Comment fonctionne le tapering ?

Comprendre le fonctionnement du tapering nécessite une compréhension plus approfondie de l’assouplissement quantitatif. Lorsque les banques centrales maintiennent les taux d’intérêt à court terme à un niveau bas, cela encourage les emprunteurs individuels et les entreprises à contracter des emprunts. Cela stimule l’activité économique. Dans le même temps, les achats d’actifs par la banque centrale injectent de l’argent dans l’économie.

Lorsqu’elles auront atteint leur objectif de reprise économique, les banques centrales « diminueront » ou réduiront progressivement leurs achats d’actifs.

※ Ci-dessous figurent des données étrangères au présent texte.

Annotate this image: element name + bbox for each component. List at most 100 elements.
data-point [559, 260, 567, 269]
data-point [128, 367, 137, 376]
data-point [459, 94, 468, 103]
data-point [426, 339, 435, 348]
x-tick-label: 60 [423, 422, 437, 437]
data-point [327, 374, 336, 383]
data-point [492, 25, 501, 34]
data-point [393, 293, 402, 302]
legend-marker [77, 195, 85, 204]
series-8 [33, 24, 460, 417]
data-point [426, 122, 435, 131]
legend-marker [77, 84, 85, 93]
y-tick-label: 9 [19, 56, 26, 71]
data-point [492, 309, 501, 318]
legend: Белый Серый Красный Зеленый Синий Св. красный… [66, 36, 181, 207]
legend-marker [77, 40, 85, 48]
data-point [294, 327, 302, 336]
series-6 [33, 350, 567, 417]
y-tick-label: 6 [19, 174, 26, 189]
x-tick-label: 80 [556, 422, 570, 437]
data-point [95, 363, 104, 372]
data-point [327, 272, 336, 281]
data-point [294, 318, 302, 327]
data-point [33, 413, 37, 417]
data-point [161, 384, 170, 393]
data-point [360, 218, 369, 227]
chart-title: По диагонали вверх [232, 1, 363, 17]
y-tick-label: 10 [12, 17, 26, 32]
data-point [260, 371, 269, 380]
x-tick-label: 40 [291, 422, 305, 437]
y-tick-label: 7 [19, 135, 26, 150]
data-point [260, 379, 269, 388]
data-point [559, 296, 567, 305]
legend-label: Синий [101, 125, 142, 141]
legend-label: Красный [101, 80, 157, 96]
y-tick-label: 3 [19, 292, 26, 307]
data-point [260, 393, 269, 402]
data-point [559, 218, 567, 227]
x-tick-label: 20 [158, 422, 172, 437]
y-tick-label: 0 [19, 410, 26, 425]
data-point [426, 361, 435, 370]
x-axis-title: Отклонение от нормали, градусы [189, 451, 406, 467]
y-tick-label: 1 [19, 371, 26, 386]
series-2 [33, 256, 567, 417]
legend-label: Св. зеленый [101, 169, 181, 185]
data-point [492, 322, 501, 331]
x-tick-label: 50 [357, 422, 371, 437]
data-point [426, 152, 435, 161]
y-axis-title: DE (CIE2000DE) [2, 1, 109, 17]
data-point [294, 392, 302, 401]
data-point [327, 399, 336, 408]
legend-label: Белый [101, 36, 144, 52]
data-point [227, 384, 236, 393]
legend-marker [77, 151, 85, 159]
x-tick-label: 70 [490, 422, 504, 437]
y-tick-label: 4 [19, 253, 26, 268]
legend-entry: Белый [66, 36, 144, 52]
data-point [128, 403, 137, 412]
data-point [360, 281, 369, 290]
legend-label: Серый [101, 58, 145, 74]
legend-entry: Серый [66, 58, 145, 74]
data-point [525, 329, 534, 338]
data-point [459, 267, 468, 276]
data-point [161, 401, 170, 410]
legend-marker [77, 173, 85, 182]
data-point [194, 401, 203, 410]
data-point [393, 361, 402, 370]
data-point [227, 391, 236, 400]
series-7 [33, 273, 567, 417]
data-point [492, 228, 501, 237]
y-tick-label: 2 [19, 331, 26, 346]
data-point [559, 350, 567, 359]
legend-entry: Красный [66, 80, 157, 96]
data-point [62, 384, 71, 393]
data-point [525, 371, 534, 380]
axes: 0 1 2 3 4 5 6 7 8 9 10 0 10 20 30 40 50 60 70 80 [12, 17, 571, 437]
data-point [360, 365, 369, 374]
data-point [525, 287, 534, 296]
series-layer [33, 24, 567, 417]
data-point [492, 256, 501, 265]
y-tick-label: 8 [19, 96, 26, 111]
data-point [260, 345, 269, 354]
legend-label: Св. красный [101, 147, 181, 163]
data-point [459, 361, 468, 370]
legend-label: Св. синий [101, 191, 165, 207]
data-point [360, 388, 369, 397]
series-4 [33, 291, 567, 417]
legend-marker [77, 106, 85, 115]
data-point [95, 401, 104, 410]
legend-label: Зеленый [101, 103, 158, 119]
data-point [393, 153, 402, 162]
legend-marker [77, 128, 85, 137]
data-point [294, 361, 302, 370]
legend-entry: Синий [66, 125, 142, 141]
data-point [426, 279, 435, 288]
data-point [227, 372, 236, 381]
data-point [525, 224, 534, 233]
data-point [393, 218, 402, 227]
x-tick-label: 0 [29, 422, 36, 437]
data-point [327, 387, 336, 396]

La réduction a un impact sur l’offre de ces titres et peut faire évoluer non seulement les marchés obligataires aux États-Unis, mais également les marchés boursiers du monde entier.

Note

Le tapering n’implique pas la vente des titres achetés par la banque centrale ; il s’agit simplement de ralentir le rythme auquel ces titres sont achetés.

Grande récession et QE

Au lendemain de la Grande Récession, la Réserve fédérale américaine a annoncé le premier cycle d’assouplissement quantitatif en novembre 2008. Il comprenait 175 milliards de dollars de dette d’agence, 1 250 milliards de dollars de titres adossés à des créances hypothécaires (MBS) et 300 milliards de dollars de titres du Trésor à long terme. Le cycle suivant, le QE2, a vu la Fed acheter pour 600 milliards de dollars de titres du Trésor à long terme.

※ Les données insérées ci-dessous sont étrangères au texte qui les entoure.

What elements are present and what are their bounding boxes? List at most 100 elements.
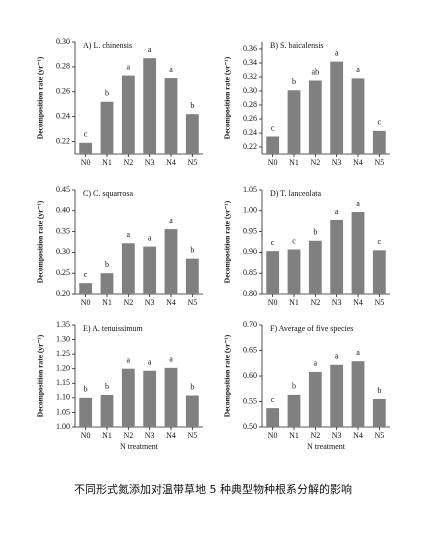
x-tick-label: N0 xyxy=(81,158,91,167)
bar xyxy=(185,395,199,427)
y-tick-label: 0.60 xyxy=(243,371,257,380)
y-tick-label: 0.70 xyxy=(243,320,257,329)
y-tick-label: 0.30 xyxy=(243,86,257,95)
bar xyxy=(185,258,199,294)
y-axis-label: Decomposition rate (yr⁻¹) xyxy=(36,334,45,417)
y-tick-label: 0.22 xyxy=(243,142,257,151)
bar xyxy=(100,273,114,294)
bar xyxy=(351,361,365,427)
significance-letter: c xyxy=(271,238,275,247)
caption: 不同形式氮添加对温带草地 5 种典型物种根系分解的影响 xyxy=(74,482,352,496)
panel-title: F) Average of five species xyxy=(270,324,353,333)
significance-letter: b xyxy=(190,382,194,391)
x-tick-label: N2 xyxy=(123,298,133,307)
x-tick-label: N0 xyxy=(81,431,91,440)
y-axis-label: Decomposition rate (yr⁻¹) xyxy=(36,56,45,139)
significance-letter: a xyxy=(356,65,360,74)
panel-title: C) C. squarrosa xyxy=(83,189,133,198)
significance-letter: b xyxy=(313,228,317,237)
y-tick-label: 0.25 xyxy=(56,268,70,277)
significance-letter: b xyxy=(190,245,194,254)
x-tick-label: N5 xyxy=(374,158,384,167)
panel-title: E) A. tenuissimum xyxy=(83,324,144,333)
x-tick-label: N4 xyxy=(353,298,363,307)
bar xyxy=(121,368,135,427)
x-tick-label: N4 xyxy=(166,431,176,440)
y-tick-label: 0.36 xyxy=(243,44,257,53)
x-tick-label: N5 xyxy=(187,158,197,167)
x-tick-label: N0 xyxy=(81,298,91,307)
x-tick-label: N5 xyxy=(374,431,384,440)
y-tick-label: 0.26 xyxy=(243,114,257,123)
bar xyxy=(330,219,344,294)
x-tick-label: N4 xyxy=(166,158,176,167)
x-tick-label: N1 xyxy=(289,158,299,167)
x-tick-label: N1 xyxy=(102,158,112,167)
x-axis-label: N treatment xyxy=(307,442,346,451)
bar xyxy=(266,408,280,427)
y-tick-label: 0.85 xyxy=(243,268,257,277)
x-tick-label: N4 xyxy=(353,158,363,167)
x-tick-label: N2 xyxy=(310,431,320,440)
y-tick-label: 0.28 xyxy=(56,62,70,71)
y-tick-label: 0.95 xyxy=(243,226,257,235)
y-tick-label: 0.90 xyxy=(243,247,257,256)
significance-letter: ab xyxy=(312,67,320,76)
x-tick-label: N3 xyxy=(145,158,155,167)
y-tick-label: 0.45 xyxy=(56,185,70,194)
bar xyxy=(100,394,114,427)
y-tick-label: 0.28 xyxy=(243,100,257,109)
x-tick-label: N3 xyxy=(332,158,342,167)
panel-title: D) T. lanceolata xyxy=(270,189,321,198)
significance-letter: c xyxy=(378,118,382,127)
x-tick-label: N0 xyxy=(268,158,278,167)
significance-letter: b xyxy=(105,260,109,269)
significance-letter: a xyxy=(169,355,173,364)
x-tick-label: N3 xyxy=(332,298,342,307)
x-tick-label: N5 xyxy=(187,431,197,440)
bar xyxy=(308,371,322,427)
bar xyxy=(79,142,93,154)
significance-letter: c xyxy=(292,236,296,245)
x-tick-label: N2 xyxy=(310,158,320,167)
x-tick-label: N4 xyxy=(166,298,176,307)
significance-letter: b xyxy=(84,385,88,394)
significance-letter: a xyxy=(148,45,152,54)
y-tick-label: 0.34 xyxy=(243,58,257,67)
bar xyxy=(121,75,135,154)
y-axis-label: Decomposition rate (yr⁻¹) xyxy=(223,334,232,417)
significance-letter: c xyxy=(378,237,382,246)
significance-letter: c xyxy=(84,270,88,279)
y-axis-label: Decomposition rate (yr⁻¹) xyxy=(36,200,45,283)
bar xyxy=(308,80,322,154)
bar xyxy=(164,78,178,154)
y-tick-label: 0.35 xyxy=(56,226,70,235)
y-axis-label: Decomposition rate (yr⁻¹) xyxy=(223,56,232,139)
x-axis-label: N treatment xyxy=(120,442,159,451)
bar xyxy=(185,114,199,154)
y-tick-label: 1.00 xyxy=(243,206,257,215)
bar xyxy=(287,249,301,294)
y-tick-label: 0.32 xyxy=(243,72,257,81)
y-tick-label: 0.55 xyxy=(243,396,257,405)
significance-letter: a xyxy=(127,230,131,239)
x-tick-label: N0 xyxy=(268,298,278,307)
y-tick-label: 1.05 xyxy=(56,407,70,416)
x-tick-label: N5 xyxy=(187,298,197,307)
bar xyxy=(351,78,365,154)
y-tick-label: 0.22 xyxy=(56,136,70,145)
x-tick-label: N5 xyxy=(374,298,384,307)
y-tick-label: 1.05 xyxy=(243,185,257,194)
bar xyxy=(143,246,157,294)
significance-letter: a xyxy=(127,62,131,71)
y-axis-label: Decomposition rate (yr⁻¹) xyxy=(223,200,232,283)
y-tick-label: 1.00 xyxy=(56,422,70,431)
y-tick-label: 0.30 xyxy=(56,37,70,46)
significance-letter: c xyxy=(271,123,275,132)
x-tick-label: N3 xyxy=(145,298,155,307)
significance-letter: b xyxy=(292,382,296,391)
significance-letter: b xyxy=(105,89,109,98)
x-tick-label: N1 xyxy=(289,298,299,307)
significance-letter: a xyxy=(335,48,339,57)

Cela a été suivi par l’Opération Twist, au cours de laquelle la Fed a acheté des actifs à long terme tout en vendant des titres à court terme. La dernière phase d’achats d’actifs à grande échelle s’est déroulée de septembre 2012 à 2014, totalisant 790 milliards de dollars de titres du Trésor et 823 milliards de dollars de MBS d’agence.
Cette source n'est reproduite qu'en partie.